Instead of having the model focus on learning datapoints of all difficulties all at once, prioritized training focuses the model on learning a smaller subset of carefully selected datapoints.

We should mentally classify prioritized training as a speedrunning technique more than something that will always improve performance. It’s fair to say this is true in people too; learning a subject the fastest is not the same as learning it the most deeply.

Footnotes

Keywords: active learning, curiculum learning, dataset distillation, prototype learning

Over the course of training, the points that are the most useful to train on will change. As a result, the model will most likely see every datapoint over the course of training, it just will not see every datapoint every epoch. Note that in this context, an epoch is an iteration over the whole dataset where each datapoint is part of a candidate batch, rather than each datapoint being part of a training batch.
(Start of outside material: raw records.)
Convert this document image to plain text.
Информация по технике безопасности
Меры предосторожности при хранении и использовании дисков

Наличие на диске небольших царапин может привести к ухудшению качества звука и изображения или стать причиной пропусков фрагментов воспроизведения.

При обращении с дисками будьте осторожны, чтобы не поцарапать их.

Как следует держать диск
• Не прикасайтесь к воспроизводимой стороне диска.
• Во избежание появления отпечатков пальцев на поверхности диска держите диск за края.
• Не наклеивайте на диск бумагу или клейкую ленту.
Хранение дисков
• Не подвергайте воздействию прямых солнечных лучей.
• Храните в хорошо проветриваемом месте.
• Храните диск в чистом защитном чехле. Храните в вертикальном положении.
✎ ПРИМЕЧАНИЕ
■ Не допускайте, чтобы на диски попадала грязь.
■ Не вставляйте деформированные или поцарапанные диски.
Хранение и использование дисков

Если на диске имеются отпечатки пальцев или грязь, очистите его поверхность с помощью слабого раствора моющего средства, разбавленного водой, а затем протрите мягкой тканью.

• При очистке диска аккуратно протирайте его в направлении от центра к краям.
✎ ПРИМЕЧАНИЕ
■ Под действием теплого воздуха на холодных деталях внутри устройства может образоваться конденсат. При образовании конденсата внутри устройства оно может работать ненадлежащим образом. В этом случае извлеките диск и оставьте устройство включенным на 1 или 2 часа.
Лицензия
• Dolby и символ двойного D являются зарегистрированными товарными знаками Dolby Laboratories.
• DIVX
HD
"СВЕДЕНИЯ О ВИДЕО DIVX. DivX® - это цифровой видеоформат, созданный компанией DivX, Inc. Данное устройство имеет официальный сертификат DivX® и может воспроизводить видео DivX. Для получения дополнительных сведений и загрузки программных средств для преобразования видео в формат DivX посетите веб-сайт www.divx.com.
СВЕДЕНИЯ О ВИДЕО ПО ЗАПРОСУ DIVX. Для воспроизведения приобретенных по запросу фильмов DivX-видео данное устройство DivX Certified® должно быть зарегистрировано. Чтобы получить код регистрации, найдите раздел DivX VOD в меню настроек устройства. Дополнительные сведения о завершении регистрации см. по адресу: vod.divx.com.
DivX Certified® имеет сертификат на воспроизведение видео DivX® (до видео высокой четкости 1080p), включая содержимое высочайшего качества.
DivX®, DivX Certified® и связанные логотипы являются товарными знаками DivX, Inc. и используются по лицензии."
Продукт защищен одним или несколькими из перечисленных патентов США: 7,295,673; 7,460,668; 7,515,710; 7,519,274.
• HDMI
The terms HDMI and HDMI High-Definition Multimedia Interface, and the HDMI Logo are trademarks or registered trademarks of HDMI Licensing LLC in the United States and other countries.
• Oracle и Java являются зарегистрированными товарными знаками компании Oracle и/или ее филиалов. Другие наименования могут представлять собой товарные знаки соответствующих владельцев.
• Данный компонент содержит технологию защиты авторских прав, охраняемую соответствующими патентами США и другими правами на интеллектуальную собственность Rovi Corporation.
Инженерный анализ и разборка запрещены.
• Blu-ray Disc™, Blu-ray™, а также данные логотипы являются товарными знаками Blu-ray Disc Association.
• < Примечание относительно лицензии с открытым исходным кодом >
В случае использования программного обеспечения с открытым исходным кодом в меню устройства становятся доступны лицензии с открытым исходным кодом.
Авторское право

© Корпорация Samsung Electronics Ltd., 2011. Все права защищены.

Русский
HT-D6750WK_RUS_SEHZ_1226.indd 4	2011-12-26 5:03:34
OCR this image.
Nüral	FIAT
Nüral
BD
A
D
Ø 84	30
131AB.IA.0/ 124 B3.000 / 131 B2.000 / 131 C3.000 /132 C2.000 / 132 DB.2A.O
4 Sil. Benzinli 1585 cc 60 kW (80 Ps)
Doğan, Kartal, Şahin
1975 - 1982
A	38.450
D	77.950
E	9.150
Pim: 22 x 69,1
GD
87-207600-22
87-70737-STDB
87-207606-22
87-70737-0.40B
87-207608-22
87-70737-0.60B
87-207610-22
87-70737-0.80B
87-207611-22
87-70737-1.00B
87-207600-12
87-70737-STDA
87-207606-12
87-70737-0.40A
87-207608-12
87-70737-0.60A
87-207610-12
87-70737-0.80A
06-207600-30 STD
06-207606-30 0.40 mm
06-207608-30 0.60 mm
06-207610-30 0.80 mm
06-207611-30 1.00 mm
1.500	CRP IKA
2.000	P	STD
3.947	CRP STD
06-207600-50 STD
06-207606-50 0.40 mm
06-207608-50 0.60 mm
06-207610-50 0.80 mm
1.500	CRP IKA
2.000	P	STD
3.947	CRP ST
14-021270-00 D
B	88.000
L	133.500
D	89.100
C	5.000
For example, if our training batch is 10% of the size of the candidate batch, then then we only end up training on 10% of the datapoints in an epoch, even though 100% of points were considered. ↩
If you want a training batch size of 64 composed of the top 10% of the datapoints in each training batch, there would be 640 datapoints in the candidate batch. ↩
Most of engineering implementation complexity comes from doing this in a way that doesn’t severely slow down the data loading process, since it requires using an up to date copy of the target model ↩
I support this claim by noting that using an underfit holdout model seems to give better performance in the earlier epochs of training compared to using a well fit holdout model ↩